- Born: 1989
- Education: Malmö Art Academy
- Awards: Sandefjord Kunstpris 2022 Preis der Nationalgalerie 2021 Fredrik Roos 2015 DNB Sparebankstiftelsen Kunstpris 2013
- Website: https://sandramujinga.com

= Sandra Mujinga =

Norwegian-Congolese video and installation artist (born 1989)

Sandra Mujinga (born 1989) is a Norwegian video and installation artist born in Goma in the Democratic Republic of the Congo and known for her work in textiles, video, sculpture and installations. Her work draws upon Afrofuturism, posthumanism and science fiction, and often both uses and critiques technology.

== Biography ==
Sandra Mujinga was born in 1989 in the Democratic Republic of the Congo, and moved to Norway as a child, where she grew up in Oslo and on Nesodden. She lost her parents in her teens. Her mother studied fashion, and always had an interest in creativity: she taught Mujinga to use a sewing machine when she was nine years old. As a teenager, Mujinga wanted to become an architect, but wasn't accepted to the school she applied to, and began studying at Malmö Art Academy instead. After art school she lived and worked in Oslo and Berlin until 2023, when she moved to New York.

Her artistic breakthrough was featured in an episode of the television series Kunstnerliv (Artist's life) by the Norwegian public broadcaster NRK in 2024.

== Career ==
Mujinga's work "poignantly speaks to Black representation, surveillance in society, and post-humanist and Afrofuturist ideas", and often uses new technologies such as holograms and video installations. She includes her own body in some of her works. For example, her three-channel video installation Pervasive Light (2021) features Mujinga wearing a cloak that combined with the use of a greenscreen causes her body to disappear, or as one reviewer described it, "causes darkness to swallow her body".

In Sentinels of Change (2021), which was exhibited at the Venice Biennale in 2022, large human-like shapes were draped in recycled textiles and saturated in green light. One reviewer described this as being "immersed in the post-apocalyptic, humanity-deprived world of artist Sandra Mujinga".

In 2021 Mujinga won the Preis der Nationalgalerie, Germany's most prestigious contemporary art award for artists under 40. The jury celebrated the "ghostly-looking figures made of interwoven lengths of fabric that seem to float through the Hamburger Bahnhof exhibition spaces", and Mujinga's "great sensitivity for the materials used."

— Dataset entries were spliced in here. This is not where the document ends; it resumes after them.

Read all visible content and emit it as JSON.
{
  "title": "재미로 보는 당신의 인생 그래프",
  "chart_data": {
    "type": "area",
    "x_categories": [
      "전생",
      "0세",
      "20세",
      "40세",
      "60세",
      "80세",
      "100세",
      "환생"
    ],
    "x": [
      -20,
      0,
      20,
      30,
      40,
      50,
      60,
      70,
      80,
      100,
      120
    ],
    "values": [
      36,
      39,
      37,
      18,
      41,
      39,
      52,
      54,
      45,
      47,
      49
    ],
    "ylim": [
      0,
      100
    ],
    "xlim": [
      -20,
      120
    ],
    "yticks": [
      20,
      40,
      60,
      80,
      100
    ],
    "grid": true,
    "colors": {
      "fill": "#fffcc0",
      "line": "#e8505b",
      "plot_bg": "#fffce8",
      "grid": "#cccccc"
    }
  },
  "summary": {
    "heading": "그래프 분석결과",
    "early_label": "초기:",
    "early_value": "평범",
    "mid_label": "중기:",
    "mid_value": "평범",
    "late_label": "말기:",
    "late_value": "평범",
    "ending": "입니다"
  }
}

In 2023 Mujinga moved to New York, supported by a one-year artist grant from Office for Contemporary Art Norway. Her work Flo, a hologram installation named after her mother, was purchased by MoMA, and her work Spectral Keepers (2020) was exhibited in the Solomon R. Guggenheim Museum in New York as part of the Going Dark exhibition in 2023. Flo is a ghost-like figure in a dark room, projected using the 18th century Pepper's ghost technique where a mirror reflects an image so it appears like a ghost. The figure is enacted by performance artist Adrian Blount who is wearing a wearable, leather sculpture made by Mujinga that is inspired by the Jamaican body builder Anne-Marie Crooks. The figure flickers, almost disappearing into the darkness, and according to the artist, this ephemeral presence represents the paradox of visuality for Black people: "Up till now Black bodies are either visible and being policed, or they're completely invisible." Flo has been described as ghost-like, and is named for Mujinga's mother, who died when the artist was only 15. This echos the commercial uses of holograms to depict and reanimate the deceased, and has also been described as the Black practice of "wake work", which is a practice of care for the dead theorised by the Black literary scholar Christina Sharpe.

In 2024 Mujinga was shortlisted for the Future Generation Art Prize, a global award for artists under 35.

== Solo exhibitions ==
- 2025: Skin to Skin at Stedelijk Museum Amsterdam.
- 2024: Time as a Shield at Kunsthalle Basel.
- 2023: Love Language at Croy Nielsen in Vienna
- 2023: IBMSWR: I Build My Skin With Rocks at Hamburger Bahnhof Museum.
- 2022: Solo Oslo at the Munch Museum.
- 2022: Closed Space, Open World at Malmö Konsthall.
- 2020: SONW – Shadow of New Worlds at Bergen Kunsthall.
- 2018: Hoarse Globules, at Unge Kunstneres Samfund, Oslo.

==Collections==
Mujinga's work is included in the collection of the Museum of Modern Art, New York, and the Muzeum Sztuki, Warsaw.